ILLUSTRATION CHENG PUAY KOON
Time has flown by so quickly since your baby arrived. All of a sudden, your maternity leave has ended and you’ve returned to work.
While your little one has adjusted well to the day care arrangement and doesn’t make a fuss when you leave him with the babysitter every morning, you have not. It turns out that you are the one who has separation anxiety.
Here are strategies to help overcome your worries when you’re at work.
Bonding with your baby is a gradual and accumulative process that develops during the first couple of years – it doesn’t have to take place instantly, or in the first few months.
Every caring interaction that you and your little one share together helps strengthen this important emotional connection. And these experiences can occur when you come home at the end of the working day and on weekends, just as much as they can during the day.
Foster a positive relationship
What matters isn’t the amount of time you and your child spend together, but the relationship’s quality.
For instance, a baby who is always with a grumpy, hostile parent is less likely to thrive than one who spends only a few minutes at the start and the end of each day with her loving, attentive parent.

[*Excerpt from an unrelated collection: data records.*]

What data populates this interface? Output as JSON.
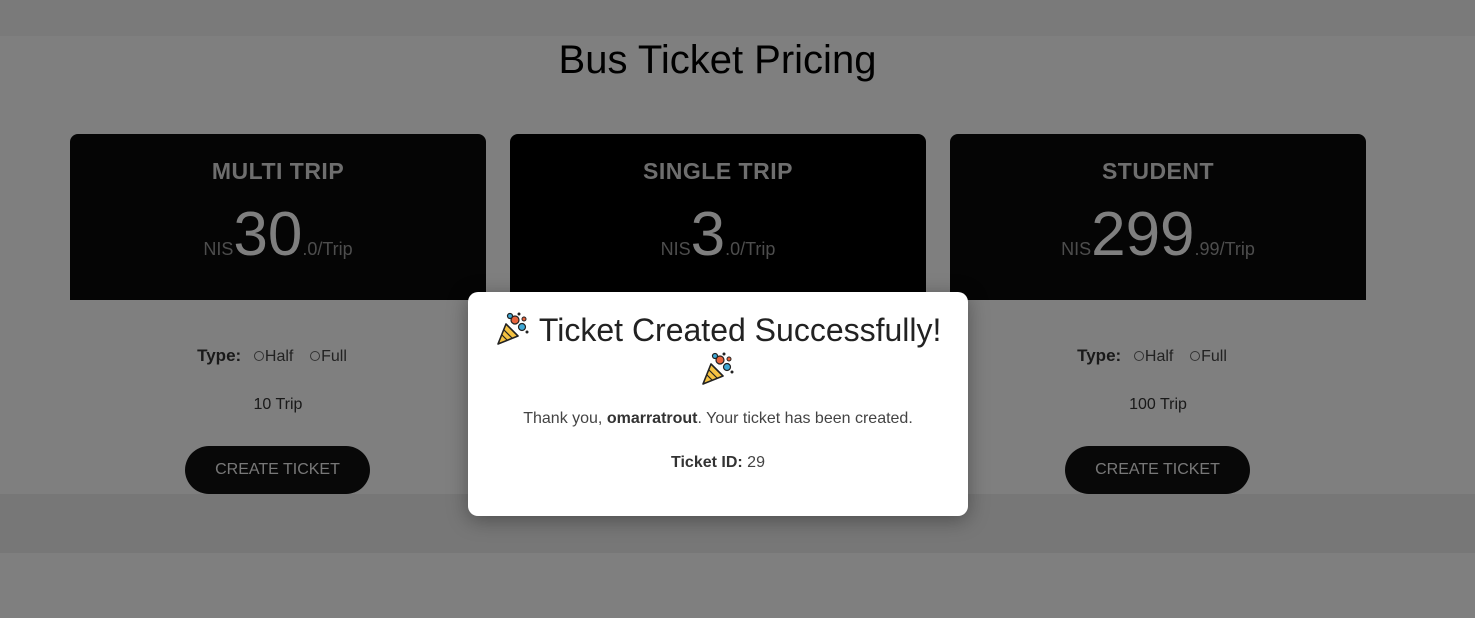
{
  "page": {
    "title": "Bus Ticket Pricing"
  },
  "cards": [
    {
      "title": "MULTI TRIP",
      "currency": "NIS",
      "amount": "30",
      "suffix": ".0/Trip",
      "type_label": "Type:",
      "options": [
        "Half",
        "Full"
      ],
      "trips": "10 Trip",
      "button": "CREATE TICKET"
    },
    {
      "title": "SINGLE TRIP",
      "currency": "NIS",
      "amount": "3",
      "suffix": ".0/Trip"
    },
    {
      "title": "STUDENT",
      "currency": "NIS",
      "amount": "299",
      "suffix": ".99/Trip",
      "type_label": "Type:",
      "options": [
        "Half",
        "Full"
      ],
      "trips": "100 Trip",
      "button": "CREATE TICKET"
    }
  ],
  "modal": {
    "heading": "Ticket Created Successfully!",
    "icon": "party-popper-icon",
    "message_prefix": "Thank you, ",
    "username": "omarratrout",
    "message_suffix": ". Your ticket has been created.",
    "id_label": "Ticket ID:",
    "id_value": " 29"
  },
  "colors": {
    "card_header": "#0a0a0a",
    "button": "#111111",
    "overlay": "rgba(0,0,0,0.5)"
  }
}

Organise your time effectively
Do what you can to match your free time – before and after work hours – with your baby’s eating and sleeping routine. If you know, for instance, that he is usually asleep when you arrive home but will wake up an hour later, use that first hour to have dinner and a shower.
A small amount of forward planning will bring a large sense of satisfaction.
Enjoy your baby
Instead of worrying about how lonely he is without you – or feeling sorry for yourself when you’re away from him – enjoy the time when he is by your side.
Talk to him, play with him, cuddle him, sing to him, wash him, change him – in fact, do whatever you like as long as you are relaxed and happy in his company. Try to relax and do what you can to ignore distractions, such TV programmes and e-mails, when you are with him.
There is no reason to assume that your baby will suffer psychologically when you return to work or that your relationship with him will deteriorate.
There is ample research evidence which confirms infants in this situation thrive normally, assuming there is good quality childcare while the parents are out during the day and have a high quality relationship when they are together.
Keep in touch
No need to be a stranger to your little one during the day just because you are at work. One of the great advantages of this communication age is that you can easily connect with him through your smartphone, tablet, laptop or desktop.
Your separation anxiety will ease when you have a quick Whatsapp video call with the babysitter during your work break. Just watching play in his cot for a few minutes will cheer you up and will reassure you that he’s fine.
What matters isn’t the amount of time you and your child spend together, but the quality of your relationship.